The situation is similar with esophageal cancer. While research on animals has demonstrated positive results, with humans the results were less definitive. Some studies have even shown that green tea can lead to higher risk. This was especially true when the tea was drunk hot. Scientists must carry out more studies before suggesting green tea as a way of inhibiting this disease.

Conflicting results were also obtained for lung, prostate and stomach cancer. More research is needed to examine the link between tea consumption and these diseases.

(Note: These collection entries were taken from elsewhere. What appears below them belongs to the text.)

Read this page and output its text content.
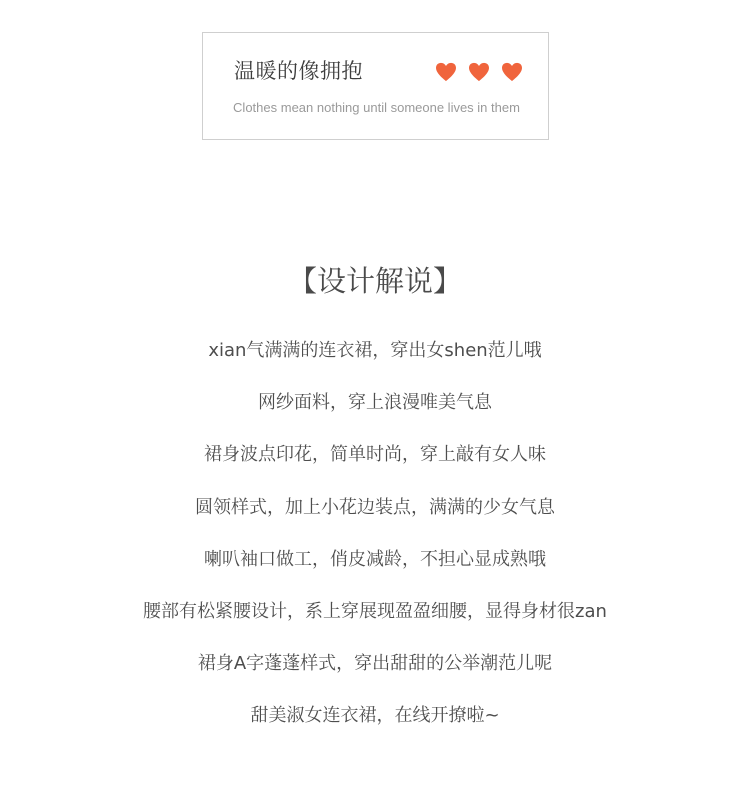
温暖的像拥抱
Clothes mean nothing until someone lives in them
【设计解说】
xian气满满的连衣裙，穿出女shen范儿哦
网纱面料，穿上浪漫唯美气息
裙身波点印花，简单时尚，穿上敲有女人味
圆领样式，加上小花边装点，满满的少女气息
喇叭袖口做工，俏皮减龄，不担心显成熟哦
腰部有松紧腰设计，系上穿展现盈盈细腰，显得身材很zan
裙身A字蓬蓬样式，穿出甜甜的公举潮范儿呢
甜美淑女连衣裙，在线开撩啦~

Research reports studying the effects of green tea on skin and pancreatic cancer is cautiously more optimistic. Epigallocatechin gallate (EGCG), which is the principal polyphenol found in green tea, has been proven to have attributes that are capable of inhibiting the appearance and development of tumors on the skin. One study has shown that tea may be beneficial for preventing pancreatic cancer, but others have shown that there is no link between the popular herb and this particular disease.

Clearly, more work has to be done here. At the present time, there seems to be as much anecdotal evidence as hard facts to support or dismiss green tea as a possible tool in the battle against this disease. The benefits are very dependent on the particular strain in question. The good news is, that research is ongoing, and will continue until a cure or prevention is discovered.